The changes will require premium listed issuers or applicants to appoint a sponsor in a number of circumstances where this is not mandatory at present (although some issuers choose to do so). For example, a sponsor will have to be appointed:
- in the case of any related party transaction (such as a transaction between the issuer or its subsidiary undertaking and a director or substantial shareholder, or associates of such persons) where a related party circular is required, as the board’s statement in the circular that the terms of the transaction are fair and reasonable will have to state that the board has been so advised by a sponsor;
- in relation to a smaller related party transaction, to confirm to the FSA that the terms of the proposed transaction are fair and reasonable;
- where the FSA requires the sponsor to make certain announcements in relation to a reverse takeover; and
- where the FSA requires confirmation that an issuer is in severe financial difficulty in circumstances where the issuer is making a class 1 disposal.

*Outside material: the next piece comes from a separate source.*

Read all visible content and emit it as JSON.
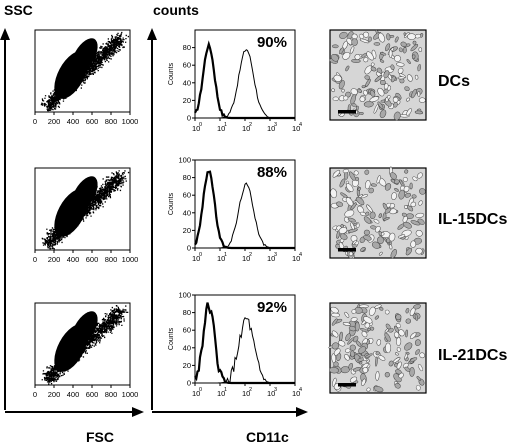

Sponsors’ responsibilities to the FSA and standard of conduct
The rules already require sponsors to observe certain standards of conduct and to accept certain direct responsibilities to the FSA when the sponsor provides a “sponsor service”. The changes make the regime more stringent. Examples include:
- A sponsor will be under a duty to notify the FSA of any breach by the issuer or applicant of the Listing Rules, Prospectus Rules or Disclosure and Transparency Rules. Presently, a materiality threshold applies before such breaches are reportable.
- In connection with the sponsor’s duty to take all reasonable steps to identify conflicts of interest that could adversely affect its ability to carry out its obligations under the Listing Rules, the sponsor will need to take into account circumstances which could compromise the sponsor’s ability to fulfil its obligations to the FSA in relation to its provision of sponsor services.

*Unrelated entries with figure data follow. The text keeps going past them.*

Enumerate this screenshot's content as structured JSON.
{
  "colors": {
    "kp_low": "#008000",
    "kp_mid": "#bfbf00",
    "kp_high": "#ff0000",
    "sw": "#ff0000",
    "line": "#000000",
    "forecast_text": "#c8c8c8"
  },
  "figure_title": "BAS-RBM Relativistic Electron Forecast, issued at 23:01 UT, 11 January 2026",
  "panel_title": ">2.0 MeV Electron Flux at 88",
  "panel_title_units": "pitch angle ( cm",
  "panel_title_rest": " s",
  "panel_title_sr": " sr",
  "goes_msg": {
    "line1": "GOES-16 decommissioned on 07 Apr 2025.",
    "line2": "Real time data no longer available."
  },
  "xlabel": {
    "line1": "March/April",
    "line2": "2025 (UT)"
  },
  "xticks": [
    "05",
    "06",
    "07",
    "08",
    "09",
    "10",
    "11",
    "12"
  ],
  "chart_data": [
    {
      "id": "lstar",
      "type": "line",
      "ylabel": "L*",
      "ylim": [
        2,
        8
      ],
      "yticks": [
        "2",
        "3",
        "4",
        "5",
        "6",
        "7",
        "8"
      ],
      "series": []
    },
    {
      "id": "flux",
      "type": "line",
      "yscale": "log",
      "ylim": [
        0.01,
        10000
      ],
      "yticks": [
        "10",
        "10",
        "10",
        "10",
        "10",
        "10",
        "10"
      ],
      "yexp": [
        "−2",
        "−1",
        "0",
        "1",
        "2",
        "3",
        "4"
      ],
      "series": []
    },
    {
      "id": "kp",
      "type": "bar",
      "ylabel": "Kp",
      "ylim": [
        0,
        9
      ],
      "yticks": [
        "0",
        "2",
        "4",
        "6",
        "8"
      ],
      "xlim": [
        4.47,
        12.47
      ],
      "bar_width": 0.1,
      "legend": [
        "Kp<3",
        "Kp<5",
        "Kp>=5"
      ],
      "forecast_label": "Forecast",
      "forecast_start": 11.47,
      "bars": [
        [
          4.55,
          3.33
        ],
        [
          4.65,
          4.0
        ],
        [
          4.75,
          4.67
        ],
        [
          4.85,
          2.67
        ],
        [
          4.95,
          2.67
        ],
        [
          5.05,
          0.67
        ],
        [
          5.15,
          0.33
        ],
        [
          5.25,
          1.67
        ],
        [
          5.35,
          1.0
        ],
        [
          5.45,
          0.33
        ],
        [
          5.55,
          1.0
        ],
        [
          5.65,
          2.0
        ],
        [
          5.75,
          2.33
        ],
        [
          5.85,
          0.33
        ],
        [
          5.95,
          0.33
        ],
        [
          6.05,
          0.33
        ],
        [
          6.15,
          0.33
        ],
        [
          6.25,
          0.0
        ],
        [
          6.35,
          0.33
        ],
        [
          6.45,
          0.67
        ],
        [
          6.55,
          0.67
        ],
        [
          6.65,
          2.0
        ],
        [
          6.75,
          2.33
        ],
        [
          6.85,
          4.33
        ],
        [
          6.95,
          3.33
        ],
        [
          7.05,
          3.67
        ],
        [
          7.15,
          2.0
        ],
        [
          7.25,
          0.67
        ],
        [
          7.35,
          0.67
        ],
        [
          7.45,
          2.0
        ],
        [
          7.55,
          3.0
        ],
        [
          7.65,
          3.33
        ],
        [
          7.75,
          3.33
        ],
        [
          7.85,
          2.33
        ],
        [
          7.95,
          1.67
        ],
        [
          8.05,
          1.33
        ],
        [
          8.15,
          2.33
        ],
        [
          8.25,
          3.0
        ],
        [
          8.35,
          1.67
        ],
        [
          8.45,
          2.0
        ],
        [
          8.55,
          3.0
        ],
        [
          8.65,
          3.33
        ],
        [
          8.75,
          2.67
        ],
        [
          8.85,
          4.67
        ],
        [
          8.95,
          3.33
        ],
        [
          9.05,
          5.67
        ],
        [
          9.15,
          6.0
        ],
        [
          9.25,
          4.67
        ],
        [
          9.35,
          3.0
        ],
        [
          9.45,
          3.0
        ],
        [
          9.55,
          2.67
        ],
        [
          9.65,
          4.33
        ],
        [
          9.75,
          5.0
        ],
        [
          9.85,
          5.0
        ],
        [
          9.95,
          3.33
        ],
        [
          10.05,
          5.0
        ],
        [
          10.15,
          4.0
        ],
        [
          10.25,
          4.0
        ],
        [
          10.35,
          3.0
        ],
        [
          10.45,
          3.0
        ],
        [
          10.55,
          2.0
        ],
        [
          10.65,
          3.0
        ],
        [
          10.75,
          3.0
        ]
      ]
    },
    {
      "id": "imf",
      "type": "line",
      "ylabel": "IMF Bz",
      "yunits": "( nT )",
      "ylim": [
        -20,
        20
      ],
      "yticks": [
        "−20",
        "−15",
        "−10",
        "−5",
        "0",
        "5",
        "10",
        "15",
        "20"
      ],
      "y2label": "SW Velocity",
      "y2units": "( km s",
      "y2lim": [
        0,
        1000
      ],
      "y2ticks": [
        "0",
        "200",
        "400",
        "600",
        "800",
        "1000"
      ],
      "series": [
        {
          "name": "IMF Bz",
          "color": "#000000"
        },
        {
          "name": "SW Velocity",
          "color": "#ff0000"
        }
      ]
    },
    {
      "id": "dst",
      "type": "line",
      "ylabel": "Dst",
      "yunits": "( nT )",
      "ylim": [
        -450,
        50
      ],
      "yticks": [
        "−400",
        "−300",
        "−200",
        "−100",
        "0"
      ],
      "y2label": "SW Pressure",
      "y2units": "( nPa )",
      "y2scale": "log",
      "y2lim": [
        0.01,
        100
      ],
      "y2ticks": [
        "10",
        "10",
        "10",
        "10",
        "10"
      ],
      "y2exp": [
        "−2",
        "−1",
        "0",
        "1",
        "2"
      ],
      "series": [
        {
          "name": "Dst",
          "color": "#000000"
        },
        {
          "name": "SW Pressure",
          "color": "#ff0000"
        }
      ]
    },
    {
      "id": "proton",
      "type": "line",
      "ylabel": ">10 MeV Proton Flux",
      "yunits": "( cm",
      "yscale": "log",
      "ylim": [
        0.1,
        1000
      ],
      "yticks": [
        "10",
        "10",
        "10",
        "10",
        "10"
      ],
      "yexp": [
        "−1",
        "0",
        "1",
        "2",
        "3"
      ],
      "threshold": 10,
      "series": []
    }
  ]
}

- A sponsor will be under a duty to act with integrity and honesty in providing sponsor services.
- The FSA will be able to require sponsors to provide it with such explanation or confirmation as it reasonably requires to ensure that the Listing Rules are being complied with by an issuer.
- A sponsor will remain responsible to the FSA even where a sponsor relies on information provided by an issuer, applicant or third party when providing assurances or confirmations to the FSA. In assessing whether a sponsor has complied with its obligations under the Listing Rules, the FSA will have regard, among other things, to whether a sponsor has appropriately used its own knowledge, judgement and expertise to review and challenge the information provided to it by a third party.
The changes also extend the definition of sponsor services so that all sponsor communications with the FSA relating to the provision of sponsor services, whether oral or written, are themselves subject to the new standards.
An issuer receiving sponsor services will have a new continuing obligation to co-operate with the sponsor in providing all information reasonably requested by the sponsor for the purposes of providing the services.